I’ll leave you with this poem that we were left with before we stepped back out into the warm reality of July in DC.

First They Came for the Jews
by Martin Niemöller

First they came for the Jews
and I did not speak out
because I was not a Jew.

Then they came for the Communists
and I did not speak out
because I was not a Communist.

Then they came for the trade unionists
and I did not speak out
because I was not a trade unionist.

Then they came for me
and there was no one left
to speak out for me.

6 thoughts on “One Hundred Eyes: occupying the same space at the Holocaust Museum

  1. I have visited the Holocaust Museum three times and still haven’t seen all there is to see. First, because the amount of information to take in is astounding, but second, because you really do need to take some time to emotionally regroup at points throughout your tour.
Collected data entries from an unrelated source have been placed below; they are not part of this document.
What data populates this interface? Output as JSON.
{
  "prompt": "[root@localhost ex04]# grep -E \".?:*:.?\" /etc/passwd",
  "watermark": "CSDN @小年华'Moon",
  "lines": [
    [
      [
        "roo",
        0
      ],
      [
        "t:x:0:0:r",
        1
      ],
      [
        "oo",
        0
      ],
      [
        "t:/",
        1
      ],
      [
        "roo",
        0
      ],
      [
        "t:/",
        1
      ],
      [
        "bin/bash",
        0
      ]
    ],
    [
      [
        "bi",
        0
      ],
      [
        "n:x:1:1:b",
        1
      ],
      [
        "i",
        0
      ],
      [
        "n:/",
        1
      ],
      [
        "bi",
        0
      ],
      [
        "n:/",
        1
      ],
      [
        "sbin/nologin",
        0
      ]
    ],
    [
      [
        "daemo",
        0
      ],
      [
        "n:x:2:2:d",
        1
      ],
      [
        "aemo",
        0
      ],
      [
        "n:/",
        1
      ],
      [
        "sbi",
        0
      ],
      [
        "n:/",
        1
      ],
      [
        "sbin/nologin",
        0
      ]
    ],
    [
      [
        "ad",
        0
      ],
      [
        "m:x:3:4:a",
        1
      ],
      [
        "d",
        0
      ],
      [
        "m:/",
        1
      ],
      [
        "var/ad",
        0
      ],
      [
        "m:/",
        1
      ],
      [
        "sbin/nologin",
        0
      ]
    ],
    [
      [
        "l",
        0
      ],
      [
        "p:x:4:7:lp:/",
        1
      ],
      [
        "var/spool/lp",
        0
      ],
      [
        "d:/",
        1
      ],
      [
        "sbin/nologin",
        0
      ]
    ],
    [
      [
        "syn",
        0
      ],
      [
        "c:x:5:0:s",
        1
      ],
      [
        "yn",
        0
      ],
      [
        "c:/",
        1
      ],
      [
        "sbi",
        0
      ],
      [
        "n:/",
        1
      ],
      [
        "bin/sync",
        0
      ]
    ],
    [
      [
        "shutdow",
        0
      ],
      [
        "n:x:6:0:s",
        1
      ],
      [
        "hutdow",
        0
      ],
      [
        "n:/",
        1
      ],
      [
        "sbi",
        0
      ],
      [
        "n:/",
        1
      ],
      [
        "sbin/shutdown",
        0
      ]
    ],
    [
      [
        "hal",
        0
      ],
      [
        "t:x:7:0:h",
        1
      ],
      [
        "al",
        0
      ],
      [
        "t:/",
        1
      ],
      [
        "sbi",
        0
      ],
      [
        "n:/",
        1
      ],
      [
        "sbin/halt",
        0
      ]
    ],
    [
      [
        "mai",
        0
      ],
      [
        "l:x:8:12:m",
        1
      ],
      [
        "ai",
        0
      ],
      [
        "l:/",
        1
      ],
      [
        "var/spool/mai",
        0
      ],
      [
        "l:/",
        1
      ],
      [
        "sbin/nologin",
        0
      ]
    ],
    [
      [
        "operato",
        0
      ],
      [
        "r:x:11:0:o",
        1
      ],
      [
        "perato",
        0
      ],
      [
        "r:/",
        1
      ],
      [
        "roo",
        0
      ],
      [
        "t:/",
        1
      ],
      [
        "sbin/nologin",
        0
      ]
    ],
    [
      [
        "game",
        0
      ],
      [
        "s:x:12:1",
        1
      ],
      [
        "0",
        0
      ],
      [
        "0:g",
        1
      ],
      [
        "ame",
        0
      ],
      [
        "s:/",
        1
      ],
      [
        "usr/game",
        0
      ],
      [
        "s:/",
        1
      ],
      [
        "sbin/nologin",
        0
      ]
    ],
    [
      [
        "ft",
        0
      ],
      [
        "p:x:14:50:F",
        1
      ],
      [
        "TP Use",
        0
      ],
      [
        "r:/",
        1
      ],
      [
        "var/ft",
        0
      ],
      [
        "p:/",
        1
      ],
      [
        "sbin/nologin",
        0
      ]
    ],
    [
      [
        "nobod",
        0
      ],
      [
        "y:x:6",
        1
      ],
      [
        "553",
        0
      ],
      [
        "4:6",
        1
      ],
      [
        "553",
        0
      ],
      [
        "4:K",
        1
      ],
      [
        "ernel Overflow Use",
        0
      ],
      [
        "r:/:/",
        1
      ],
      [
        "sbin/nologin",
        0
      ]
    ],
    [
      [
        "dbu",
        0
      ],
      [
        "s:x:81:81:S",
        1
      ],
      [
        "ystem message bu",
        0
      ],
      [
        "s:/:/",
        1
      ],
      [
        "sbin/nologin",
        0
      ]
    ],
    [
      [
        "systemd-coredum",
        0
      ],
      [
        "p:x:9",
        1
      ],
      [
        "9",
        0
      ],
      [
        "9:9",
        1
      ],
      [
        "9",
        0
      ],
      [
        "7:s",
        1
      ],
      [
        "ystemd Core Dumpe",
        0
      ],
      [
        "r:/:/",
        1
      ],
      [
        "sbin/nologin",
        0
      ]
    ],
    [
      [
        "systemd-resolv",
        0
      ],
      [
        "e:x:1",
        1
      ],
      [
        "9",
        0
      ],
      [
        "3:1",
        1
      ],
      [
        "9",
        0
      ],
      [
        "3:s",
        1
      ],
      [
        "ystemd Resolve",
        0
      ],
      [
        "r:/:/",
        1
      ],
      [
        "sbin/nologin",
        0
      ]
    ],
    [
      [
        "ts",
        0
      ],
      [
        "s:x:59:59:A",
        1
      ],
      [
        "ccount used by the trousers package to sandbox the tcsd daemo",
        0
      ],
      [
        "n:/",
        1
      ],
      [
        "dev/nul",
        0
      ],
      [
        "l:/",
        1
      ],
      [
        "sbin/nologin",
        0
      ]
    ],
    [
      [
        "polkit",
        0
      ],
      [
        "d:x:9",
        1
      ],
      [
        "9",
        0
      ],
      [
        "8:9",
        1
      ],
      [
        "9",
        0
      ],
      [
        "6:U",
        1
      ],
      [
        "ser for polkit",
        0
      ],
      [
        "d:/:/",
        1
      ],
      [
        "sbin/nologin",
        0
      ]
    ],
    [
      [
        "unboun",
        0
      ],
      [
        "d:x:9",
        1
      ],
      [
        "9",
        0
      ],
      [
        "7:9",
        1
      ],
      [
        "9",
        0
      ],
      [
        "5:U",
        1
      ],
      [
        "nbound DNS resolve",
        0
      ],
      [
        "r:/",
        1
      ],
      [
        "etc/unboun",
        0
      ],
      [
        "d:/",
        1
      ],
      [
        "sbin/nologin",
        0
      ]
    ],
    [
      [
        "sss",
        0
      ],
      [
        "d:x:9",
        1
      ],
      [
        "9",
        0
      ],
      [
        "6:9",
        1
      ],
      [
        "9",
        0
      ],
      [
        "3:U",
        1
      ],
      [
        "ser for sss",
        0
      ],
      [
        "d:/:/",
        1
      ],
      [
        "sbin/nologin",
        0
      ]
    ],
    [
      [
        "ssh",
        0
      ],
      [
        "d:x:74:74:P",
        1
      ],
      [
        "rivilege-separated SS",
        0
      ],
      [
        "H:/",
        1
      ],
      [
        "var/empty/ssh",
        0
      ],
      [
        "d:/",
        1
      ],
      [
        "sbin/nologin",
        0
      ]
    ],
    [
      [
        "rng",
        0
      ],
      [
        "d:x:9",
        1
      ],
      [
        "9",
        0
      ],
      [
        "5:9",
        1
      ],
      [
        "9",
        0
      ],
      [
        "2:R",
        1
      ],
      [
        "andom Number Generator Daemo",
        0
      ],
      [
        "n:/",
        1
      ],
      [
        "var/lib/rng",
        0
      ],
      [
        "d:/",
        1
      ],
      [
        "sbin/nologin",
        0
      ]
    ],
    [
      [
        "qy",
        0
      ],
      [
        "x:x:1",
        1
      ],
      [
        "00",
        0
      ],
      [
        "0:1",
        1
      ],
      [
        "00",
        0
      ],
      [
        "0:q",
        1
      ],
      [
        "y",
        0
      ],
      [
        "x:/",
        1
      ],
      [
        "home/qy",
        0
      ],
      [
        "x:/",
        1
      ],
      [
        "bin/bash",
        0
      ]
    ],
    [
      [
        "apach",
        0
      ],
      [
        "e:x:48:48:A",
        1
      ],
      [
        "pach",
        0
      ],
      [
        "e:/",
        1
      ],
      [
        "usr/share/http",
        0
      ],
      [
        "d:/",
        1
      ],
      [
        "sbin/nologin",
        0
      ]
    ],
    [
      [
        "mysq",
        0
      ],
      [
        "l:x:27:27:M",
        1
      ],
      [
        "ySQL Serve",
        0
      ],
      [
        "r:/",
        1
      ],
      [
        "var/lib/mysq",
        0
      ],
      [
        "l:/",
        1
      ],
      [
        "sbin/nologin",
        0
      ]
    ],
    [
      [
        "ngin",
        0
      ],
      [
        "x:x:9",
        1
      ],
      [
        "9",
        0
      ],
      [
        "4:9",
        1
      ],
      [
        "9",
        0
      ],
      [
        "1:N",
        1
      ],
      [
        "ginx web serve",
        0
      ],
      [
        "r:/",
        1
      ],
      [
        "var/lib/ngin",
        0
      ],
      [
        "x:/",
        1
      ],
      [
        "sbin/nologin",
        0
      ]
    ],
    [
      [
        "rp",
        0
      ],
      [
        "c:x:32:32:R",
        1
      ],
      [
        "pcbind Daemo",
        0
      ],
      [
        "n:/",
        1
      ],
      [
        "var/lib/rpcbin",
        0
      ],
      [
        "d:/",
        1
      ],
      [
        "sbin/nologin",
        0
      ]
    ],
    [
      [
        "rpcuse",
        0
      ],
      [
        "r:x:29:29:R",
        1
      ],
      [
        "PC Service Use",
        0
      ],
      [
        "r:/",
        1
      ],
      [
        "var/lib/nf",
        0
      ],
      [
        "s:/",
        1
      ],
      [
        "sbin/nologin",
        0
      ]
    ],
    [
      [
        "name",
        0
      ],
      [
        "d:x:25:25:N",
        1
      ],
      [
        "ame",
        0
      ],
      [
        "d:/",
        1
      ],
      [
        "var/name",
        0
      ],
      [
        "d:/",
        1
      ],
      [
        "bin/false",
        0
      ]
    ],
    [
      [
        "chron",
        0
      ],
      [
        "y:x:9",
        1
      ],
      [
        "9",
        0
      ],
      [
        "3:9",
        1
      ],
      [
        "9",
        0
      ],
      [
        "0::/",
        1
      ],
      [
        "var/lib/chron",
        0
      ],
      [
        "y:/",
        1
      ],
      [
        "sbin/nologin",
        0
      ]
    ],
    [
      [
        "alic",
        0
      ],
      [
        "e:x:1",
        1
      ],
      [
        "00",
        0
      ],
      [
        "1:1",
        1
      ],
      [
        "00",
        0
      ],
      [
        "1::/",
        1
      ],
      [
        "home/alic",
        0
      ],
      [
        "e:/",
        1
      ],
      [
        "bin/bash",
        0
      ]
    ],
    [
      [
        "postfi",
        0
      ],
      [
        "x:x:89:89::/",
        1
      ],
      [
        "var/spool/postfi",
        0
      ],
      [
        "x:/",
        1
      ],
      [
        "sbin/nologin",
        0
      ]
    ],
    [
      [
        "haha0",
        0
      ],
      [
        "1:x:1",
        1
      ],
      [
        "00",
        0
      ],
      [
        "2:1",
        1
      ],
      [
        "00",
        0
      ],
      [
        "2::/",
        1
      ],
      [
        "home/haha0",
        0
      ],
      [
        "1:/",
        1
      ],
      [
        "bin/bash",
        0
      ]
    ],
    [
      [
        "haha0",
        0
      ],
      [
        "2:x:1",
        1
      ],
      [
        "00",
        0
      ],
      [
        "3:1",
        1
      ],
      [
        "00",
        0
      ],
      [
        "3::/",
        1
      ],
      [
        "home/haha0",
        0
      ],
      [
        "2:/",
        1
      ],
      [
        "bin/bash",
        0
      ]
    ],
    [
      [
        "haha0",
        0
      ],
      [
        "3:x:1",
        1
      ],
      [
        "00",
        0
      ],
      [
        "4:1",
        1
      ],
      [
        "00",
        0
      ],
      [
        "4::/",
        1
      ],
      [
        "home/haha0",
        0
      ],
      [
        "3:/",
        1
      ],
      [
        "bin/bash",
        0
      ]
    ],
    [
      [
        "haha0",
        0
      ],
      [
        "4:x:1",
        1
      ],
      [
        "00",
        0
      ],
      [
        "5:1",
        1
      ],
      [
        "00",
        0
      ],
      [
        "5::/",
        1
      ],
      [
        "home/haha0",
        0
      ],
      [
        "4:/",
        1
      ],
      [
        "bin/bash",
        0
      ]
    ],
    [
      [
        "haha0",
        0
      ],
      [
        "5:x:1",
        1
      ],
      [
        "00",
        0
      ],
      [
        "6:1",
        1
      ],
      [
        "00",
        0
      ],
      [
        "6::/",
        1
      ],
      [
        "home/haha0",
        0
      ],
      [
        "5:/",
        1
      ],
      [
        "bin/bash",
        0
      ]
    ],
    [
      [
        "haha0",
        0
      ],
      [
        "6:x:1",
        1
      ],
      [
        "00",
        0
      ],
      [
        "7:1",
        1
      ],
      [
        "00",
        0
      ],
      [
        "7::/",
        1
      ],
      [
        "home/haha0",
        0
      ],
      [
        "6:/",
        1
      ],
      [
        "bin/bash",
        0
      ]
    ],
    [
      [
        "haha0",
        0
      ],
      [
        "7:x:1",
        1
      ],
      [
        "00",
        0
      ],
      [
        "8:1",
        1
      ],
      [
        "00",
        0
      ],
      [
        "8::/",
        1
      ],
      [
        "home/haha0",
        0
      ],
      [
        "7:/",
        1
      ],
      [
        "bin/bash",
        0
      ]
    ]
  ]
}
I wish it is something everyone could visit and experience, to learn from. It made the whole thing so much more real to me.

    • I completely agree. You’re absolutely right about not being able to pick it all up the first time. I’ll certainly have to go back at some point. It probably means different things to you at different points in your life as well.

  2. I visited once in eighth grade, then again as a junior in high school. It was nearly impossible for me to step foot back inside the museum the second time because of the lasting effect it had on me, even three years later. It’s an extremely powerful experience.

    • I agree, I know I’ll definitely be back someday because there’s so much more to see but it was hard just going through the first time–it must be even harder the second.

  3. Wow, what an experience. I’ve never wanted to go to D.C. before but the Holocaust Museum is on my bucket list now. Most of my Grandmothers side of the family perished throught the Holocaust and I find that area in history so interesting.

    • I’m so glad to hear the museum peaked your interest in DC. It’s well-worth the visit. Especially considering your personal connections to the Holocaust–I can only imagine how much more meaningful the museum would be with that background. I’m so sorry to hear your grandmother’s side of the family had to endure what they did, the museum is certainly a beautiful tribute to people just like them.